There were some useful insights and exercises that helped me think about how I self evaluate and manage stress. I especially liked chapters 5-7 and 9. Really, I would recommend getting the book out of the library and just reading these bits (and some of the other exercises mentioned below).
I also thought the online recordings were wonderful. I found the woman's voice very soothing. I have tried a few other mindfulness recordings and didn't like the cheesy American trailer voices but I liked hers: http://www.roughguides.com/mindfulness/
Some of the other chapters were pretty awful.
As someone who is perhaps a little over-analytical, I found the sections on the "scientific evidence" pretty shallow and off-putting. I would have much preferred having one strong chapter that really looked critically at the various studies mentioned, explained the methodology and the weaknesses of the studies and what things we don't really know. Let's be honest about what mindfulness does or does not do, and what we don't know. Or I would have preferred them to leave out the "science" entirely. The constant superficial reference to these studies felt like a cheap marketing ploy and just made me more dubious of the approach (And I am pretty open to mindfulness).
There was also a strong corporate tone running throughout- especially the chapter on Mindfulness and Work (better named mindfulness and corporate governance- the authors imagine all their readers work in banks and corporations, but what about people working in schools, hospitals, government, minimum wage jobs?). They have this very clear vision of an over-worked corporate executive who spends lots of cash on yoga and holidays looking for peace of mind, but this vision might not appeal to those working a lower paid job and managing family without the luxury of paid childcare and counseling.
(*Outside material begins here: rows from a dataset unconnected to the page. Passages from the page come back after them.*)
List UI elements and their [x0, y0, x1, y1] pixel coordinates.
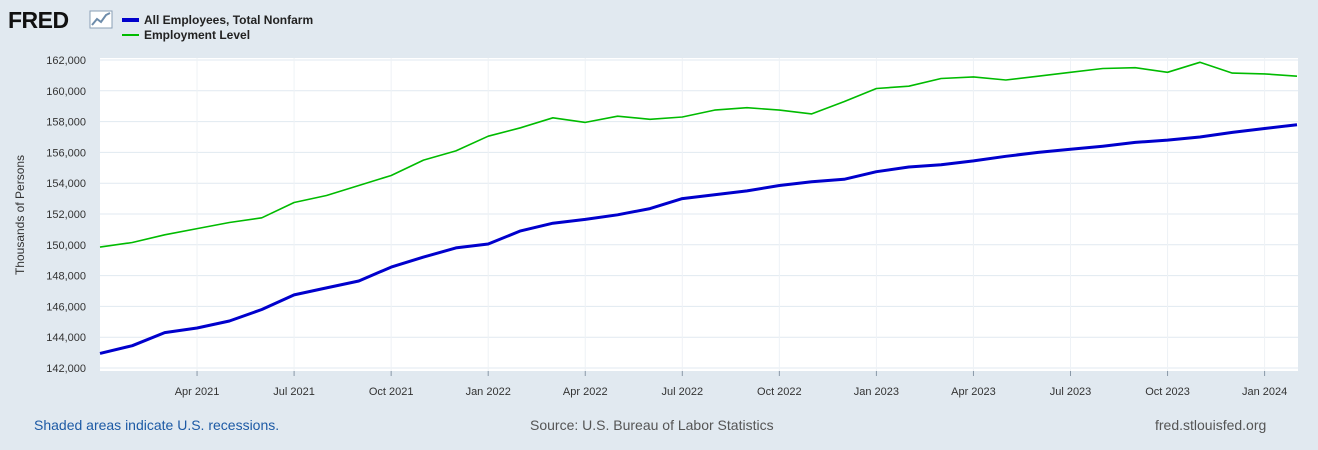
- y-axis-ticks: 142,000 144,000 146,000 148,000 150,000 152,0…: [46, 55, 86, 375]
- x-tick-label: Jan 2023: [854, 386, 899, 398]
- y-tick-label: 146,000: [46, 301, 86, 313]
- series-layer: [99, 61, 1298, 355]
- fred-logo-graph-icon: [89, 10, 113, 29]
- legend-label-employment: Employment Level: [144, 28, 250, 42]
- y-tick-label: 154,000: [46, 178, 86, 190]
- y-axis-title: Thousands of Persons: [13, 155, 27, 275]
- legend: All Employees, Total Nonfarm Employment …: [122, 13, 313, 42]
- recessions-note: Shaded areas indicate U.S. recessions.: [34, 417, 280, 433]
- legend-label-nonfarm: All Employees, Total Nonfarm: [144, 13, 313, 27]
- x-tick-label: Jan 2024: [1242, 386, 1287, 398]
- y-tick-label: 162,000: [46, 55, 86, 67]
- x-tick-label: Apr 2023: [951, 386, 996, 398]
- legend-item-employment[interactable]: Employment Level: [122, 28, 250, 42]
- series-line-employment[interactable]: [99, 61, 1298, 248]
- x-tick-label: Apr 2021: [175, 386, 220, 398]
- y-tick-label: 144,000: [46, 332, 86, 344]
- legend-item-nonfarm[interactable]: All Employees, Total Nonfarm: [122, 13, 313, 27]
- x-tick-label: Oct 2021: [369, 386, 414, 398]
- site-url[interactable]: fred.stlouisfed.org: [1155, 417, 1267, 433]
- y-tick-label: 150,000: [46, 240, 86, 252]
- x-tick-label: Oct 2023: [1145, 386, 1190, 398]
- x-axis-ticks: Apr 2021 Jul 2021 Oct 2021 Jan 2022 Apr 2022…: [175, 371, 1287, 398]
- source-note: Source: U.S. Bureau of Labor Statistics: [530, 417, 774, 433]
- y-tick-label: 142,000: [46, 363, 86, 375]
- y-tick-label: 156,000: [46, 147, 86, 159]
- fred-logo[interactable]: FRED: [8, 7, 113, 33]
- x-tick-label: Oct 2022: [757, 386, 802, 398]
- fred-logo-text: FRED: [8, 7, 69, 33]
- gridlines: [100, 58, 1298, 371]
- series-line-nonfarm[interactable]: [99, 123, 1298, 355]
- y-tick-label: 160,000: [46, 86, 86, 98]
- x-tick-label: Jul 2022: [662, 386, 704, 398]
- y-tick-label: 148,000: [46, 271, 86, 283]
- x-tick-label: Jul 2023: [1050, 386, 1092, 398]
- y-tick-label: 152,000: [46, 209, 86, 221]
- x-tick-label: Jul 2021: [273, 386, 315, 398]
- y-tick-label: 158,000: [46, 117, 86, 129]
- x-tick-label: Apr 2022: [563, 386, 608, 398]
- x-tick-label: Jan 2022: [466, 386, 511, 398]
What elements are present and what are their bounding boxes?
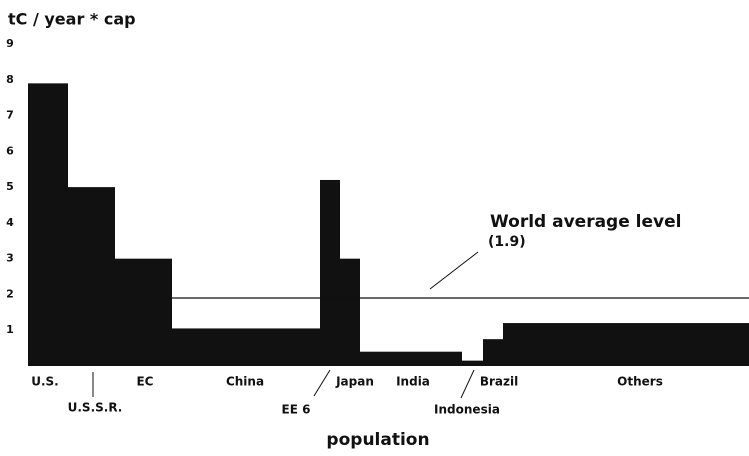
annotation-value: (1.9): [488, 234, 526, 250]
bar: [172, 328, 320, 366]
label-leader: [460, 369, 475, 399]
y-tick-label: 9: [6, 37, 14, 50]
bar: [503, 323, 749, 366]
bar: [28, 83, 68, 366]
y-tick-label: 5: [6, 180, 14, 193]
x-category-label: China: [226, 375, 264, 389]
bar: [320, 179, 340, 366]
bar: [483, 339, 503, 366]
x-axis-title: population: [326, 430, 429, 450]
x-category-label: EE 6: [282, 403, 311, 417]
y-tick-label: 2: [6, 287, 14, 300]
bar: [340, 258, 360, 366]
y-tick-label: 3: [6, 252, 14, 265]
bar: [115, 258, 172, 366]
x-category-label: Brazil: [480, 375, 518, 389]
x-category-label: EC: [136, 375, 153, 389]
y-tick-label: 4: [6, 216, 14, 229]
y-axis-title: tC / year * cap: [8, 10, 136, 29]
x-category-label: Indonesia: [434, 403, 500, 417]
x-category-label: U.S.: [31, 375, 59, 389]
y-tick-label: 6: [6, 144, 14, 157]
x-category-label: India: [396, 375, 430, 389]
bar: [68, 187, 115, 366]
x-category-label: Others: [617, 375, 663, 389]
annotation: World average level: [490, 212, 681, 232]
y-tick-label: 8: [6, 73, 14, 86]
bar: [462, 360, 483, 366]
x-category-label: Japan: [335, 375, 374, 389]
label-leader: [313, 369, 331, 397]
y-tick-label: 7: [6, 109, 14, 122]
bar: [360, 351, 462, 366]
annotation-leader: [429, 251, 479, 290]
x-category-label: U.S.S.R.: [68, 401, 123, 415]
y-tick-label: 1: [6, 323, 14, 336]
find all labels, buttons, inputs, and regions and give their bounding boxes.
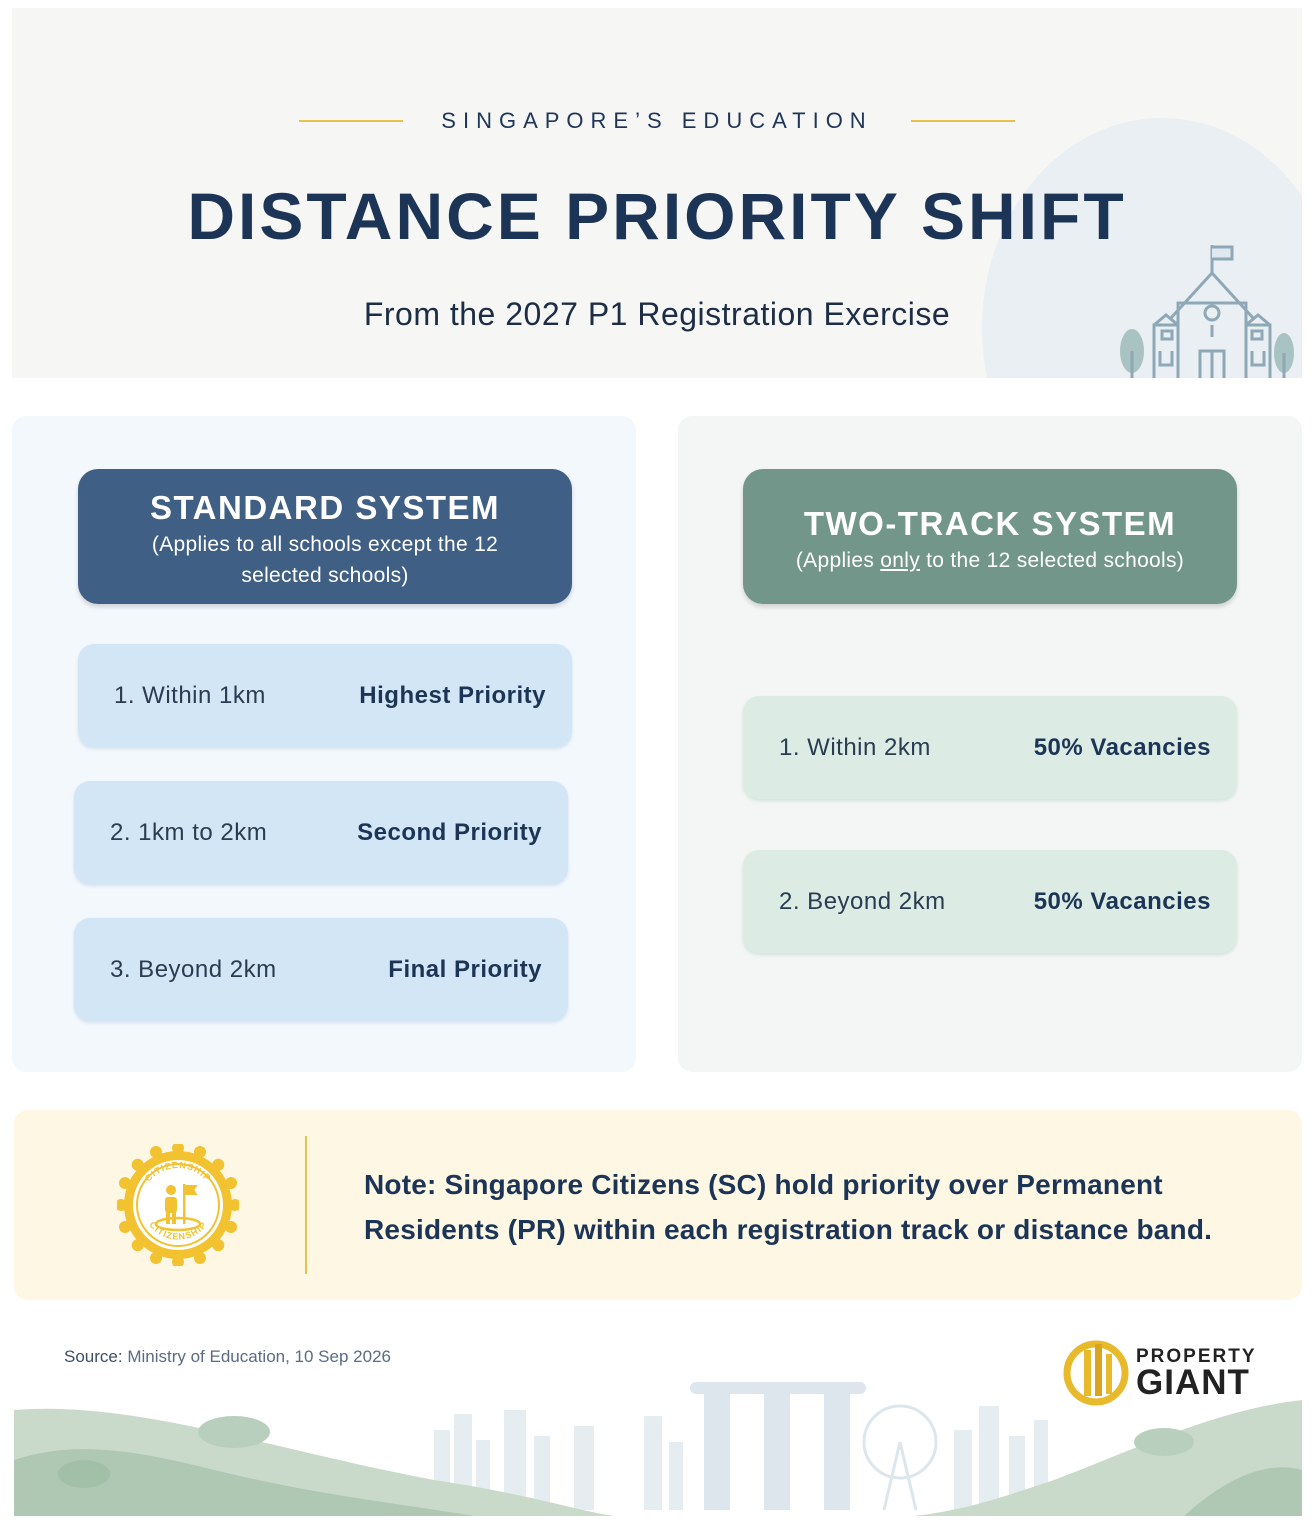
standard-row-1km-to-2km: 2. 1km to 2km Second Priority xyxy=(74,781,568,884)
two-track-row-value: 50% Vacancies xyxy=(1033,733,1211,761)
two-track-row-label: 1. Within 2km xyxy=(779,733,931,761)
property-giant-logo-icon xyxy=(1063,1340,1129,1406)
two-track-system-subtitle: (Applies only to the 12 selected schools… xyxy=(795,549,1185,572)
logo-bottom-text: GIANT xyxy=(1136,1362,1250,1402)
kicker-row: SINGAPORE’S EDUCATION xyxy=(12,108,1302,134)
note-box: CITIZENSHIP CITIZENSHIP Note: Singapore … xyxy=(14,1110,1302,1300)
standard-system-header: STANDARD SYSTEM (Applies to all schools … xyxy=(78,469,572,604)
property-giant-logo: PROPERTY GIANT xyxy=(1062,1338,1262,1408)
kicker-line-right xyxy=(910,120,1015,122)
page-title: DISTANCE PRIORITY SHIFT xyxy=(187,179,1127,253)
two-track-system-header: TWO-TRACK SYSTEM (Applies only to the 12… xyxy=(743,469,1237,604)
standard-row-label: 1. Within 1km xyxy=(114,681,266,709)
logo-top-text: PROPERTY xyxy=(1136,1345,1257,1367)
standard-row-within-1km: 1. Within 1km Highest Priority xyxy=(78,644,572,747)
two-track-system-title: TWO-TRACK SYSTEM xyxy=(803,505,1177,542)
standard-system-title: STANDARD SYSTEM xyxy=(149,489,501,526)
source-text: Ministry of Education, 10 Sep 2026 xyxy=(122,1347,391,1366)
source-label: Source: xyxy=(64,1347,123,1366)
note-text: Note: Singapore Citizens (SC) hold prior… xyxy=(364,1169,1213,1245)
note-divider xyxy=(305,1136,307,1274)
two-track-row-beyond-2km: 2. Beyond 2km 50% Vacancies xyxy=(743,850,1237,953)
city-skyline-illustration xyxy=(14,1382,1302,1516)
standard-row-value: Highest Priority xyxy=(359,681,546,709)
two-track-row-within-2km: 1. Within 2km 50% Vacancies xyxy=(743,696,1237,799)
standard-row-beyond-2km: 3. Beyond 2km Final Priority xyxy=(74,918,568,1021)
school-building-icon xyxy=(1120,245,1294,378)
page-subtitle: From the 2027 P1 Registration Exercise xyxy=(363,296,951,332)
standard-row-value: Second Priority xyxy=(357,818,542,846)
source-citation: Source: Ministry of Education, 10 Sep 20… xyxy=(64,1347,391,1367)
only-emphasis: only xyxy=(880,549,921,572)
standard-row-value: Final Priority xyxy=(388,955,542,983)
kicker-text: SINGAPORE’S EDUCATION xyxy=(441,108,873,133)
two-track-row-label: 2. Beyond 2km xyxy=(779,887,946,915)
standard-system-subtitle: (Applies to all schools except the 12 se… xyxy=(151,533,499,587)
kicker-line-left xyxy=(299,120,404,122)
citizenship-badge-icon: CITIZENSHIP CITIZENSHIP xyxy=(117,1144,239,1266)
two-track-row-value: 50% Vacancies xyxy=(1033,887,1211,915)
standard-row-label: 2. 1km to 2km xyxy=(110,818,268,846)
header-banner: SINGAPORE’S EDUCATION DISTANCE PRIORITY … xyxy=(12,8,1302,378)
standard-row-label: 3. Beyond 2km xyxy=(110,955,277,983)
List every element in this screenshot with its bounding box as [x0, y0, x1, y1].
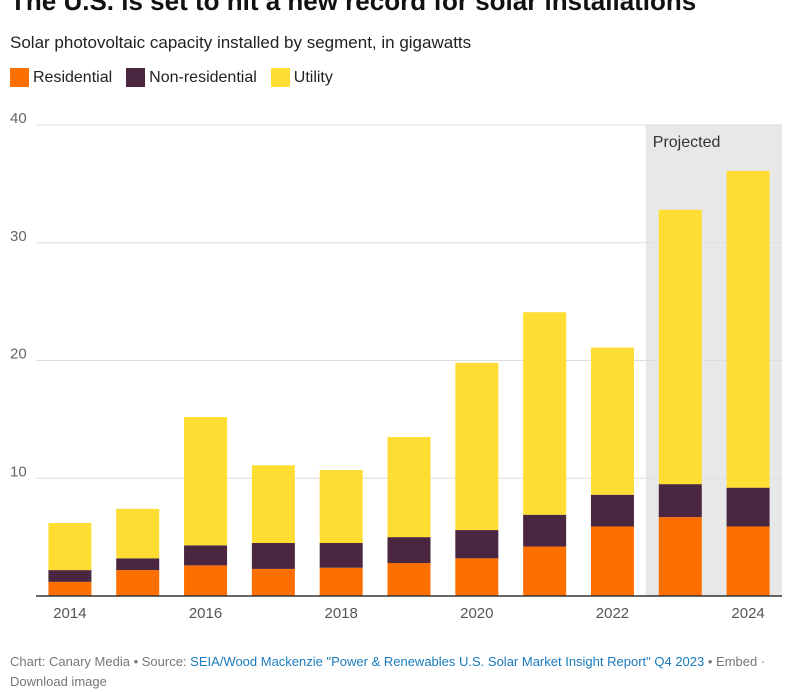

And quite what the connection is between corporate managers instituting mindfulness among their highly skilled workers to increase their productivity and changing their corporate culture so they do not exploit low skilled workers elsewhere or avoid taxes is also unclear to me. Some of the corporations they mention as role models have pretty shady tax practices.
The chapter on stress, anxiety and depression had a great introduction that gave a description of how our bodies physically and mentally react to pressure (I actually found pages 170-176 really helpful and made me want to read about this more deeply). However, the rest of the chapter was basically a sales pitch for the authors' paid courses (presumably in London).
Chapter 12 on self compassion also had some nice paragraphs here and there (the exercise on page 211 was helpful) however that too turned into another sales pitch and they have actually copy righted the model V-Growth, which amused me greatly. "Look guys, don't use this mindfulness approach to self heal without paying us for it!"
So overall, this book was both helpful to me and annoyed me. I wouldn't give it to anyone who is anyway doubtful about mindfulness. This book won't convince them and might in fact dissuade them from pursuing it further. However, if you already think mindfulness can help you and don't mind the occasional lapse into corporate PR speak, then there are some useful exercises here.
This was my first book of this sort. I did not get much out of it but I think that is partly my fault because I failed to keep interested in reading it. But, I read some good reviews on Amazon so it must have something to offer. I guess.
One thing I noticed was the way that authors were trying to "sell" the reader their training courses, especially on the last part of the book.